Some one-liners grab your attention. For example: “If Ettore Sottsass and Laura Ingalls worked together,” which Victoria Etro mused backstage before her show on Friday. If the thought of that imaginary union didn’t grab you, you could ponder the series of foot-high, tabletop paper-sculpture dresses and tops with major graphics that could have resulted from collaboration between, well, Ettore Sottsass and Laura Ingalls — assuming she was crafty. Do we know for sure?

Despite her gentle demeanor, Etro’s penchant for pattern runs deep — it’s in the genes — and she is bullish, sometimes to the point of overstatement, in its ebullient invocation. For fall, she boasted, everything was plotted out with mathematical precision — yet slyly so. The range never turned clinical as Etro invoked an amalgam of references, ticking off Art Deco, Memphis, arts-and-crafts, the “wild western land of endless horizons” (or maybe Patagonia or Peru), “handmade earthiness and rigorous post-modernism.” If you studied the array of optics in play, you could pull out allusions to each, none literal, all zesty, with the prevailing mood a non-specific American Southwest vibe with a touch of boho.

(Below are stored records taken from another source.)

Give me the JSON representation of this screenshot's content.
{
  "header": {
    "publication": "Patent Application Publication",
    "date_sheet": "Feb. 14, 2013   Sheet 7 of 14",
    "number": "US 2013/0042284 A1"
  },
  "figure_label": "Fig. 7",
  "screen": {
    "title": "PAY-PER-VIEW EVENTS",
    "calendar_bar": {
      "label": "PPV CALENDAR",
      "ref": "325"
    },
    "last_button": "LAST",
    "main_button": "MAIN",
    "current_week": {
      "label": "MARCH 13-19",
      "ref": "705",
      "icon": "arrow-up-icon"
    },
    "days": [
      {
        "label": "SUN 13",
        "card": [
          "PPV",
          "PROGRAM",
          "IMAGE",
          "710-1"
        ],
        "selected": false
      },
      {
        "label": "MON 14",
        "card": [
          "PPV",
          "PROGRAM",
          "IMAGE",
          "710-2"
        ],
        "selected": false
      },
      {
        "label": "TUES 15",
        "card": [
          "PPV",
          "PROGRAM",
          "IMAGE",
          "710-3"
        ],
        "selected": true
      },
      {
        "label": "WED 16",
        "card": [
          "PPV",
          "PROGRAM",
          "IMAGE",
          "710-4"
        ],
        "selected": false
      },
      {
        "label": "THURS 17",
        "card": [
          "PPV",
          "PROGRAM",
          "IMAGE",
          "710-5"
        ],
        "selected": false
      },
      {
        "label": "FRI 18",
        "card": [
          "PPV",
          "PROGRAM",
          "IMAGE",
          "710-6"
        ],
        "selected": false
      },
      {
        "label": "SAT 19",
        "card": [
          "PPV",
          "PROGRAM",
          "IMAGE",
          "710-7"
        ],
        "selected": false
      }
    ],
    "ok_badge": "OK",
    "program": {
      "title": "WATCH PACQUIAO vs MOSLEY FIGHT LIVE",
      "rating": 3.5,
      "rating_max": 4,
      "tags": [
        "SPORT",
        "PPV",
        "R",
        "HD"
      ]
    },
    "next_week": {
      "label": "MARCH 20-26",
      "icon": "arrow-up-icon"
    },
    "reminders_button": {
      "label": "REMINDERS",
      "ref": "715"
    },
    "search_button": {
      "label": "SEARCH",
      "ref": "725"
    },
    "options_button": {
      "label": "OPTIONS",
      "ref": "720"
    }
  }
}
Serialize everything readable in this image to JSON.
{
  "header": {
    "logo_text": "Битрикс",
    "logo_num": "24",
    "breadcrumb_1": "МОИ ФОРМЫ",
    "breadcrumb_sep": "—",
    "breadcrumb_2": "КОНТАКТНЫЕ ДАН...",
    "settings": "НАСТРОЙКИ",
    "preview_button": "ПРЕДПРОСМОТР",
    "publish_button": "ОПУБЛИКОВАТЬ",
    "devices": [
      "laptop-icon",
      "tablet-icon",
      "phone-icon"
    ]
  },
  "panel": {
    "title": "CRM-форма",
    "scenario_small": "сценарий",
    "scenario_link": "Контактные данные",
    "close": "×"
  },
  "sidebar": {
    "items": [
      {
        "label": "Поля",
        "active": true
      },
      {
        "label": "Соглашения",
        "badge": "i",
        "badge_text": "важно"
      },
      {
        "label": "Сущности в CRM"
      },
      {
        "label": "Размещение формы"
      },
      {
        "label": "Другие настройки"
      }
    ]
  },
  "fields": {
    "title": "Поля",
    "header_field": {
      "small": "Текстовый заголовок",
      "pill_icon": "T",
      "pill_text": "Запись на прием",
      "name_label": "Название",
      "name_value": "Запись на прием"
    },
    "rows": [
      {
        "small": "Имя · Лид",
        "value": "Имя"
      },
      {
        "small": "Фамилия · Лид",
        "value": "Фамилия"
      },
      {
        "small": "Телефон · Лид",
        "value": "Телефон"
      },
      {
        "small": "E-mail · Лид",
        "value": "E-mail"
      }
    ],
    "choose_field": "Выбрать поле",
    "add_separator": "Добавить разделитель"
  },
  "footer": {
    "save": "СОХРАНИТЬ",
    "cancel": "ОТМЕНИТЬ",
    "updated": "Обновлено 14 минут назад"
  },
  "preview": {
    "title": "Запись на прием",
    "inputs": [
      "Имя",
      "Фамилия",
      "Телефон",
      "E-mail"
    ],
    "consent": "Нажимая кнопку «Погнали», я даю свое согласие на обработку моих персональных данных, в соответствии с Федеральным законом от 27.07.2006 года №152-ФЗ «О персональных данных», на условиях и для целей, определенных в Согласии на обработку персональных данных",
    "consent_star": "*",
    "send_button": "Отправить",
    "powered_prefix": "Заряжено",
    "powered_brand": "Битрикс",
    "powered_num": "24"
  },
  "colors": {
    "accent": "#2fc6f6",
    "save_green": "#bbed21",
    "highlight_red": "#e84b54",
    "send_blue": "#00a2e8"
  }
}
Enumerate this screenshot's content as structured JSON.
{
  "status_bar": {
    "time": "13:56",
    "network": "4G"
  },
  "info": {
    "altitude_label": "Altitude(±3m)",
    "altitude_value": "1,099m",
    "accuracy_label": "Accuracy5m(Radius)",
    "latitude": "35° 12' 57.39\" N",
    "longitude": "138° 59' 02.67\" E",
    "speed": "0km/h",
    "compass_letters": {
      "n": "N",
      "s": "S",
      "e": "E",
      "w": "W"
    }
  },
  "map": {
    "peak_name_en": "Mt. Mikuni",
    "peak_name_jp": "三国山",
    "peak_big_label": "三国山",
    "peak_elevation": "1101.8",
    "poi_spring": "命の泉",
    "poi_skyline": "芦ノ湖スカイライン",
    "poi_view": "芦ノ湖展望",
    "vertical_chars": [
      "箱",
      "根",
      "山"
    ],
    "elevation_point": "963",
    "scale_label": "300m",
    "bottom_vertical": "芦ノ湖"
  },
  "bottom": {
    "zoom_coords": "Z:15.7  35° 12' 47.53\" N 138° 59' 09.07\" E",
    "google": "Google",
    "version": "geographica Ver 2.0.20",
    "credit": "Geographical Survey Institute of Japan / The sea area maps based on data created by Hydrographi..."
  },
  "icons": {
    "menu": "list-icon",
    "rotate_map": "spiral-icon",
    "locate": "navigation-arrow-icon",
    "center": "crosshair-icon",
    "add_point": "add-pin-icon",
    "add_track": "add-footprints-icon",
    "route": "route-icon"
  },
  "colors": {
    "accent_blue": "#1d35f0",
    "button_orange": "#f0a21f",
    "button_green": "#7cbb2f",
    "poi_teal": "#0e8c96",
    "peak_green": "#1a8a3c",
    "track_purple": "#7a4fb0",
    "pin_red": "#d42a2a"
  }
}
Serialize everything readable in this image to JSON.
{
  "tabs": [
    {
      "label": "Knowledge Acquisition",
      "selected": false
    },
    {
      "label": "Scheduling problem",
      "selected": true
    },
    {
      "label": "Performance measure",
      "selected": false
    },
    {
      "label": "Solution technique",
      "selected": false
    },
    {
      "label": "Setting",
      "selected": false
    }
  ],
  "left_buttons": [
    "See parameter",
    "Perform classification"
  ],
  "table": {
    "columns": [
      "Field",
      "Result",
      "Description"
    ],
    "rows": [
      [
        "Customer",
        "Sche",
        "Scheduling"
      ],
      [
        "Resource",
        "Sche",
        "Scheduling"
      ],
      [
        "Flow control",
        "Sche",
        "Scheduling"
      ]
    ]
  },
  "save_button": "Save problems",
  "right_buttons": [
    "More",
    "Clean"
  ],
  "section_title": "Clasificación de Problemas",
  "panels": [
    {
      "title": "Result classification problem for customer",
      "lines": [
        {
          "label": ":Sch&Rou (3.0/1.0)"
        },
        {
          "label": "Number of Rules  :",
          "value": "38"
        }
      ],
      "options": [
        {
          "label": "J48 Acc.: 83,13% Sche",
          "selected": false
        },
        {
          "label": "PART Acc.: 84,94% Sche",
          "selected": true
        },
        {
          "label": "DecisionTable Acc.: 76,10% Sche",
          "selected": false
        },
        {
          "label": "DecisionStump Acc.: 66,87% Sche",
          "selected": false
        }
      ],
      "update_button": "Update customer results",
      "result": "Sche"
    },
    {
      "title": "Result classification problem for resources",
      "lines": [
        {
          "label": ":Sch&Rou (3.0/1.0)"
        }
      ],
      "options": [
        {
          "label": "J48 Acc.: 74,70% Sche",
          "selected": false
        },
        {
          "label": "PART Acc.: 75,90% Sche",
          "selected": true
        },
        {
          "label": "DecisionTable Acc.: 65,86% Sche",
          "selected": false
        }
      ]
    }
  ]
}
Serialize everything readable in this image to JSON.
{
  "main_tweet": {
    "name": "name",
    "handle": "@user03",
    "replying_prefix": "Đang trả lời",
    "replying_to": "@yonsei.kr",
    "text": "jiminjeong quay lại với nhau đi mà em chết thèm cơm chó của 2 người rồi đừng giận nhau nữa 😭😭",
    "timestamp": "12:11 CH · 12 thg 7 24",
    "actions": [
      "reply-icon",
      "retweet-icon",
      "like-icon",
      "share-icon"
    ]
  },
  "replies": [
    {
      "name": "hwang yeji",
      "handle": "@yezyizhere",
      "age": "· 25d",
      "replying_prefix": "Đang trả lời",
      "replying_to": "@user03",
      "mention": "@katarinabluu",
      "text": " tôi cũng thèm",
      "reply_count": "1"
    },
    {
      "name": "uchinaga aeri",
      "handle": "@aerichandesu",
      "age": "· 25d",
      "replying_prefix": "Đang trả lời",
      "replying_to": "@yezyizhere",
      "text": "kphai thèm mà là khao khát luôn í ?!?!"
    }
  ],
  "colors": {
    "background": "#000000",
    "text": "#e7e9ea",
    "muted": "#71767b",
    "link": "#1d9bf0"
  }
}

As the models walked out, one after another — crafty collage-print dress under multi-striped coat after engineered striped-and-checkerboard fringed knit ensemble after fringed, tasseled, zigzagged, folkloric patterned coat — their pile-on patterns turned a bit dizzying, even though Etro injected moments of calm with some beautiful, relatively simple coats. Yet overall, the collection worked, on two levels. Individually, most of the looks appealed — fresh, pretty and workable, though not always exactly as shown. In total, the takeaway was one of warmth and comfort. In this Milan season of deep, often dark intellectual posturing, Etro’s lineup reminded that clothes can do more than telegraph angst over the culture’s frightening dystopian inclinations. Clothes can also help us feel good, about ourselves and, maybe, even the world. Imagine that.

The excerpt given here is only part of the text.